Camp 24. The most dismal start imaginable. Thick as a hedge, snow falling and drifting with keen southerly wind. The men pulled out at 3.15 with Chinaman and James Pigg. We followed at 4.20, just catching the party at the lunch camp at 8.30. Things got better half way; the sky showed signs of clearing and the steering improved. Now, at lunch, it is getting thick again. When will the wretched blizzard be over? The walking is better for ponies, worse for men; there is nearly everywhere a hard crust some 3 to 6 inches down. Towards the end of the march we crossed a succession of high hard south-easterly sastrugi, widely dispersed.
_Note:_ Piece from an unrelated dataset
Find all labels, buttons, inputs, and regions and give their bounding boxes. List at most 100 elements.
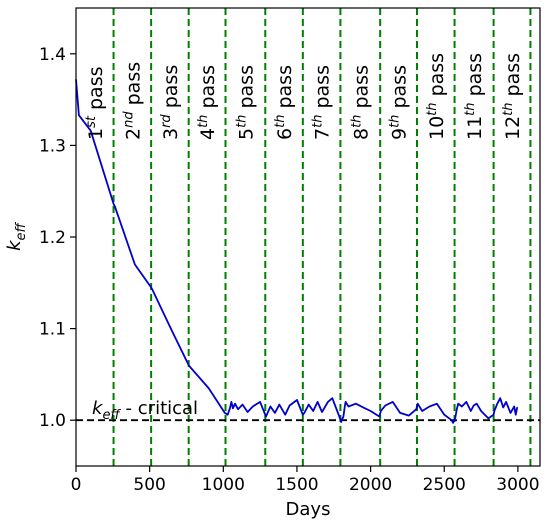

I don’t know what to make of these.
Second march almost as horrid as the first. Wind blowing strong from the south, shifting to S.E. as the snowstorms fell on us, when we could see little or nothing, and the driving snow hit us stingingly in the face. The general impression of all this dirty weather is that it spreads in from the S.E. We started at 4 A.M., and I think I shall stick to that custom for the present. These last four marches have been fought for, but completed without hitch, and, though we camped in a snowstorm, there is a more promising look in the sky, and if only for a time the wind has dropped and the sun shines brightly, dispelling some of the gloomy results of the distressing marching.
Chinaman, ‘The Thunderbolt,’ has been shot to-night. Plucky little chap, he has stuck it out well and leaves the stage but a few days before his fellows. We have only four bags of forage (each one 30 lbs.) left, but these should give seven marches with all the remaining animals, and we are less than 90 miles from the Glacier. Bowers tells me that the barometer was phenomenally low both during this blizzard and the last. This has certainly been the most unexpected and trying summer blizzard yet experienced in this region. I only trust it is over. There is not much to choose between the remaining ponies. Nobby and Bones are the strongest, Victor and Christopher the weakest, but all should get through. The land doesn’t show up yet.